Bereits zum 14. Mal fand am 18. und 19. September der diesjährige Workshop zur Arbeitsmarktpolitik am IWH in Halle (Saale) statt, der traditionell gemeinsam mit dem Institut für Arbeitsmarkt- und Berufsforschung (IAB) organisiert wird. Mit dem Schwerpunkt „Industrielle Beziehungen: Arbeitnehmermitbestimmung und Tarifverträge im Fokus“ widmete sich der Workshop einem wirtschaftspolitisch aktuellen Thema.

21. Dezember 2017

Autoren Eva Hank Georg Neuschäffer

Lange Zeit galt Deutschland mit seinem dualen Modell aus branchengebundenen Tarifverträgen und dezentraler betrieblicher Mitbestimmung als ein institutioneller Vorreiter. Der Keynote-Vortrag von Professor Claus Schnabel, Friedrich-Alexander-Universität Erlangen- Nürnberg, zeichnete die Entwicklung des deutschen Modells innerhalb der letzten 30 Jahre nach. Empirische Ergebnisse zeigen einen Rückgang der Tarifbindung, sinkende Mitgliederzahlen von Gewerkschaften und weniger Unternehmen mit Betriebs- oder Personalräten. Gleichzeitig nimmt die Bedeutung informeller Einigungen stetig zu. Schnabel warf die Frage auf, ob angesichts dieses Befunds das deutsche Modell überholt sei und wo die Zukunft der industriellen Beziehungen liege.

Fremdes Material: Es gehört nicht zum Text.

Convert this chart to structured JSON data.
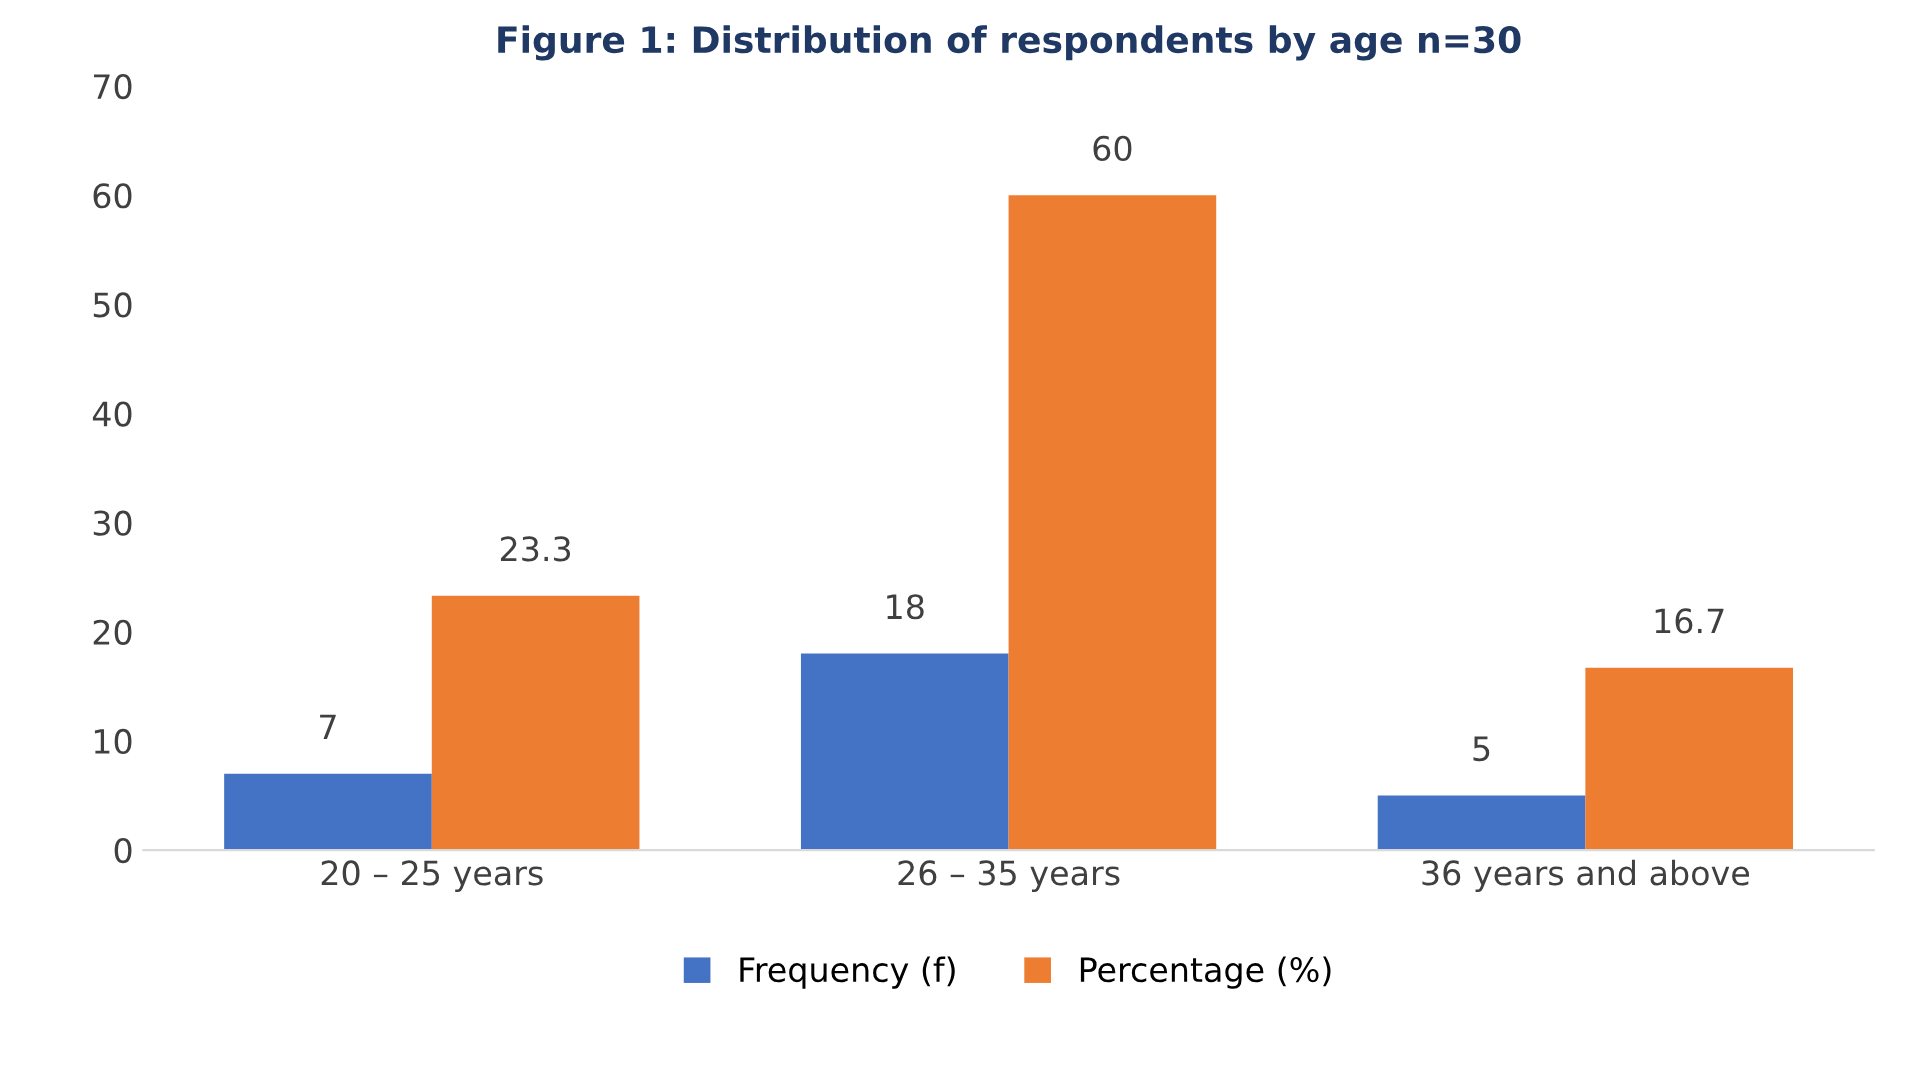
{
  "chart_data": {
    "type": "bar",
    "title": "Figure 1: Distribution of respondents by age n=30",
    "categories": [
      "20 – 25 years",
      "26 – 35 years",
      "36 years and above"
    ],
    "series": [
      {
        "name": "Frequency (f)",
        "color": "#4472c4",
        "values": [
          7,
          18,
          5
        ]
      },
      {
        "name": "Percentage (%)",
        "color": "#ed7d31",
        "values": [
          23.3,
          60,
          16.7
        ]
      }
    ],
    "ylim": [
      0,
      70
    ],
    "yticks": [
      0,
      10,
      20,
      30,
      40,
      50,
      60,
      70
    ],
    "grid": false,
    "legend": "bottom",
    "data_labels": true
  }
}
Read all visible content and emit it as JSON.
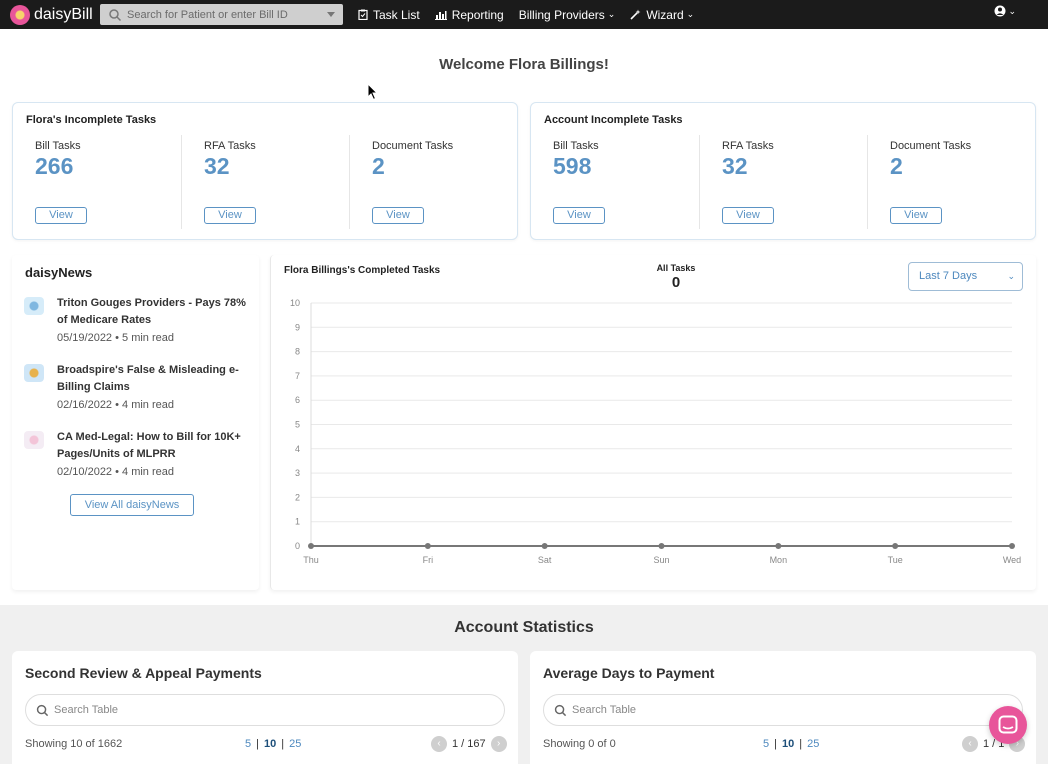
{
  "nav": {
    "brand": "daisyBill",
    "search_placeholder": "Search for Patient or enter Bill ID",
    "items": [
      "Task List",
      "Reporting",
      "Billing Providers",
      "Wizard"
    ]
  },
  "welcome": "Welcome Flora Billings!",
  "user_tasks": {
    "title": "Flora's Incomplete Tasks",
    "cols": [
      {
        "label": "Bill Tasks",
        "count": "266",
        "button": "View"
      },
      {
        "label": "RFA Tasks",
        "count": "32",
        "button": "View"
      },
      {
        "label": "Document Tasks",
        "count": "2",
        "button": "View"
      }
    ]
  },
  "account_tasks": {
    "title": "Account Incomplete Tasks",
    "cols": [
      {
        "label": "Bill Tasks",
        "count": "598",
        "button": "View"
      },
      {
        "label": "RFA Tasks",
        "count": "32",
        "button": "View"
      },
      {
        "label": "Document Tasks",
        "count": "2",
        "button": "View"
      }
    ]
  },
  "news": {
    "title": "daisyNews",
    "items": [
      {
        "headline": "Triton Gouges Providers - Pays 78% of Medicare Rates",
        "date": "05/19/2022",
        "read": "5 min read"
      },
      {
        "headline": "Broadspire's False & Misleading e-Billing Claims",
        "date": "02/16/2022",
        "read": "4 min read"
      },
      {
        "headline": "CA Med-Legal: How to Bill for 10K+ Pages/Units of MLPRR",
        "date": "02/10/2022",
        "read": "4 min read"
      }
    ],
    "view_all": "View All daisyNews"
  },
  "completed": {
    "title": "Flora Billings's Completed Tasks",
    "all_tasks_label": "All Tasks",
    "all_tasks_count": "0",
    "range": "Last 7 Days"
  },
  "chart_data": {
    "type": "line",
    "title": "Flora Billings's Completed Tasks",
    "categories": [
      "Thu",
      "Fri",
      "Sat",
      "Sun",
      "Mon",
      "Tue",
      "Wed"
    ],
    "values": [
      0,
      0,
      0,
      0,
      0,
      0,
      0
    ],
    "ylim": [
      0,
      10
    ],
    "yticks": [
      0,
      1,
      2,
      3,
      4,
      5,
      6,
      7,
      8,
      9,
      10
    ],
    "grid": true,
    "color": "#777777"
  },
  "stats": {
    "title": "Account Statistics",
    "cards": [
      {
        "title": "Second Review & Appeal Payments",
        "search": "Search Table",
        "showing": "Showing 10 of 1662",
        "sizes": [
          "5",
          "10",
          "25"
        ],
        "page": "1 / 167"
      },
      {
        "title": "Average Days to Payment",
        "search": "Search Table",
        "showing": "Showing 0 of 0",
        "sizes": [
          "5",
          "10",
          "25"
        ],
        "page": "1 / 1"
      }
    ]
  },
  "colors": {
    "accent": "#5b93c4",
    "brand_pink": "#e8559a",
    "navbar": "#1b1b1b"
  }
}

In der Podiumsdiskussion kamen Wissenschaftler, Arbeitgeber- und Arbeitnehmervertreter sowie Geschäftsführer von Unternehmen aus der Region zu Wort. Alle Diskutierenden stellten die wichtige Rolle der industriellen Beziehungen in den Vordergrund. Gleichzeitig wurde deutlich, dass viele Unternehmen sich mehr Flexibilität wünschen, um auf aktuelle Herausforderungen wie die zunehmende Globalisierung oder die Digitalisierung reagieren zu können. Während dies beispielsweise in der IT-Branche keine Nachteile für die stark nachgefragten Fachkräfte bedeuten sollte, sind die Konsequenzen des Rückgangs industrieller Beziehungen in anderen Branchen und für Niedrigqualifizierte vor allem aus Sicht der Gewerkschaften ein großes Problem.

Ob der Rückgang von Branchentarifverträgen auf Änderungen im Verhalten von Managern oder auf den Strukturwandel zurückzuführen ist, analysierte Dr. Susanne Kohaut (IAB) in ihrem Vortrag. Mit Hilfe einer Dekompositionstechnik untersuchte sie, wie die Abdeckung mit Tarifverträgen zum jetzigen Zeitpunkt aussähe, wenn die strukturellen Bedingungen von 1998 gelten würden. Sie zeigte, dass nur etwa ein Drittel der Veränderungen auf strukturelle Faktoren zurückzuführen sind.

Dr. Hagen Lesch (IW Köln) diskutierte die Frage, ob Tarifkonflikte durch die zunehmende Tarifpluralität härter und länger geworden sind. Die Vermutung liegt nahe, dass durch den Konkurrenzkampf zwischen Sparten- und Branchengewerkschaften der volkswirtschaftliche Schaden von Tarifauseinandersetzungen zunimmt, doch lässt sich diese Hypothese empirisch nicht eindeutig belegen. Hingegen ist eine Verlagerung der Arbeitskämpfe in den Dienstleistungssektor zu verzeichnen.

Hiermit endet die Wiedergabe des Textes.